Zmęczenie przestało się liczyć, zdobyłem szansę, jakiej nigdy przedtem nie miał polski bokser. Miałem tę szansę, jakiej nie wywalczył nikt z naszej ekipy, która przyjechała do Londynu. Nunez był z Argentyny. Pięściarze tego kraju należeli do najsilniejszych w tym turnieju. Zdobyli dwa złote medale. Nunez trafił pierwszy, mocno w tułów. Rzuciłem wszystkie siły na szalę. Poszedłem do ataku, zepchnąłem go do obrony.
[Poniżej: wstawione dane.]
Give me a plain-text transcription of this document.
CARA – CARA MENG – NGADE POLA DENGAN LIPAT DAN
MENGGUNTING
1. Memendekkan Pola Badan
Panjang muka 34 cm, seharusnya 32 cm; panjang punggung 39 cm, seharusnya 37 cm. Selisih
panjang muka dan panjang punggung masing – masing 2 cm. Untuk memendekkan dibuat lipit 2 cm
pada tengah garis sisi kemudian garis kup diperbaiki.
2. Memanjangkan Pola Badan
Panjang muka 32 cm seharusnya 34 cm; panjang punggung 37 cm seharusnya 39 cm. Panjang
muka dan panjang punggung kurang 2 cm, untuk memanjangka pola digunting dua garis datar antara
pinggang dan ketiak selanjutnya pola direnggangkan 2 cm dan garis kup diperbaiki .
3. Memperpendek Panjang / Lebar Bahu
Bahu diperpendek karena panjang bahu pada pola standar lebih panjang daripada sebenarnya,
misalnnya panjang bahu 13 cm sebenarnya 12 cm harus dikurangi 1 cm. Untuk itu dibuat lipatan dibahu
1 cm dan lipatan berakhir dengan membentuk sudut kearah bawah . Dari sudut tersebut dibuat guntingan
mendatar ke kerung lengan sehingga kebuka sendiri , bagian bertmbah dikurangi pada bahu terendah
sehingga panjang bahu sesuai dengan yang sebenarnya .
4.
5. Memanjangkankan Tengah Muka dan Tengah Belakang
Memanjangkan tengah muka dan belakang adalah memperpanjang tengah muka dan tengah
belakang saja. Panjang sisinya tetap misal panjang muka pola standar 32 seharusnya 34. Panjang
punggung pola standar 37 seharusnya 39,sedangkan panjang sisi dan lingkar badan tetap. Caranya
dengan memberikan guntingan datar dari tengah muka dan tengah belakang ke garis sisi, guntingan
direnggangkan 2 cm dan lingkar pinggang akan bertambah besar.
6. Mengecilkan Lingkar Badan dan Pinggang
Otrzymywałem ciosy w tułów i na szczękę. Starałem się oddać w dwójnasób. Po walce uniesiono w górę moją rękę, a wieczorem, już po finałowej walce, wręczono mi medal, na jeden z trzech masztów wciągnięto polską flagę – opowiadał w rozmowie z Tadeuszem Olszańskim.  

Jego medal docenili kibice. Został najlepszym sportowcem Polski w pierwszym powojennym plebiscycie „Przeglądu Sportowego”. Cztery lata później – gdy zdobył olimpijskie srebro – zajął drugie miejsce. Wyżej uplasował się tylko złoty Chychła.  

14-21.10.1964. Debiut największej  

Igrzyska w Tokio dla reprezentacji Polski były niezwykle udane. Po raz pierwszy w historii zdobyliśmy wówczas siedem złotych medali (i tej liczby do dziś nie przekroczyliśmy, kilkukrotnie ją jedynie powtarzając), łącznie zgarnęliśmy 23 krążki – to trzeci wynik w dziejach, ale drugi, gdyby patrzyć na zasady klasyfikacji medalowej.  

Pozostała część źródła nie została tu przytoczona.